Sekarang ini mulai
digadang-gadangkan pendidikan karakter. Dulu juga sudah, tapi mungkin proses
dan hasilnya kurang dari apa yang diharapkan, maka wacana akan pendidikan ini
digeliatkan lagi. Mengapa pendidikan karakter, ada apa dengan karakter anak
bangsa Indonesia?
Jika kita memperhatikan manusia Indonesia produk
paruh kedua abad terakhir ini, cukup rasanya membuat perasaan kita miris. Fenomena
anomali yang bersifat ironi dan paradoks menjadi tayangan yang dapat disaksikan
dalam keseharian kita. Pendidik yang seharusnya mendidik malah harus dididik,
penegak hukum yang semestinya menegakkan hukum ternyata harus dihukum, pejabat
yang seyogianya melayani masyarakat, terbalik minta dilayani, dan orang-orang
ternama yang hendaknya jadi panutan malah mempertontonkan laku jelek.
Semua yang tersebut di
atas bersumber dari karakter. Dalam bahasa agama, akhlak. Karena itu menjadi
amat penting dan mendesak untuk dilembagakan suatu pola pendidikan yang
menekankan kebaikan karakter. Orang lebih dapat eksis dengan karakter yang
baik daripada dengan otak cerdas tapi perilaku tercela. Bahkan menurut
penelitian Daniel Goleman, kecerdasan otak atau IQ hanya menyumbang 20 persen
bagi kesuksesan hidup seseorang, sedang 80 persennya diisi oleh
kekuatan-kekuatan lain.
Dalam ungkapan Inggris, habit
is second nature, kebiasaan adalah watak kedua. Artinya, karakter yang
terlembaga pada diri seseorang itu tidak lain adalah tumpukan-tumpukan
kebiasaan yang bermula dari sesuatu yang kecil saja. Sebagaimana tersebut dalam
pepatah, “Sow a thought, reap an action; sow an action, reap a habit; sow a
habit, reap a character; sow a character, reap a destiny.” Taburlah gagasan,
tuailah perbuatan; taburlah perbuatan, tuailah kebiasaan; taburlah kebiasaan,
tuailah karakter; dan taburlah karakter, maka tuailah takdir.

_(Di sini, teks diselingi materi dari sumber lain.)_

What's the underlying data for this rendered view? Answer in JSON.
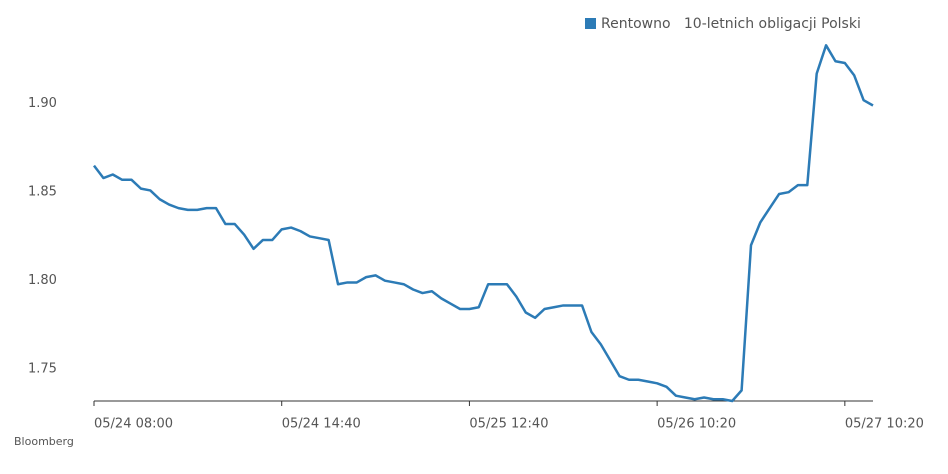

Mengutip apa yang dikatakan Aristotelis: “weare what we repeatedly to do.Excellence, then, is not an act, but a habit,”
kita adalah apa yang kita lakukan secara berulang-ulang. Karena itu, keunggulan
bukanlah suatu perbuatan, melainkan suatu kebiasaan. Maka sebenarnya yang
dimaksudkan dalam pendidikan karakter adalah pendidikan habituatif, yaitu
pendidikan untuk membiasakan nilai-nilai kebaikan di dalam kehidupan anak sejak
dini.
Kembali meminjam bahasa agama, bahwa manusia itu
pada hakikatnya adalah baik. fitrah manusia itu adalah hanif,
lurus, tidak membangkang pada kebaikan yang sudah dipatenkan Tuhan. Hanya saja,
dalam perjalanan, berbagai hal mempengaruhi hidupnya, sehingga menjadilah ia
sebagai mana ia menjadi. Tetapi perlu diingat, bahwa karakter bukanlah sesuatu
yang bersifat statik, permanen, ia tidak lain hanyalah jalinan yang tercipta
dari suatu kebiasaan, sedang kebiasaan itu bisa diubah. Meski sulit, tapi tidak
ada yang mustahil.
Bagaimana menerapkan pendidikan karakter di
tengah kehidupan yang anomali dan paradoks ini? Tentu bukan sesuatu yang mudah,
namun juga bukan suatu yang mustahil untuk dilakukan dan nihil dalam
menghasilkan tujuan. Masih besar kemungkinan, dan masih panjang perjalanan
untuk terus melakukan sesuatu yang berarti.
Pendidikan karakter masuk kelas, itu memang
seharusnya. Lebih dari itu, ia juga harus ditanamkan melalui kegiatan-kegiatan pembiasaan
yang pelaksanaannya baik dilakukan secara spontan, terencana, maupun melalui
keteladanan. Perlu diingat kembali pepatah tersebut di atas, bahwa sumber
perilaku itu adalah pikiran. Dari mana pikiran itu tercipta, bisa melalui
proses abstraksi dari apa yang dilihat, hubungan pergaulan yang dirasa,
dan pengetahuan yang didengar dari guru-guru.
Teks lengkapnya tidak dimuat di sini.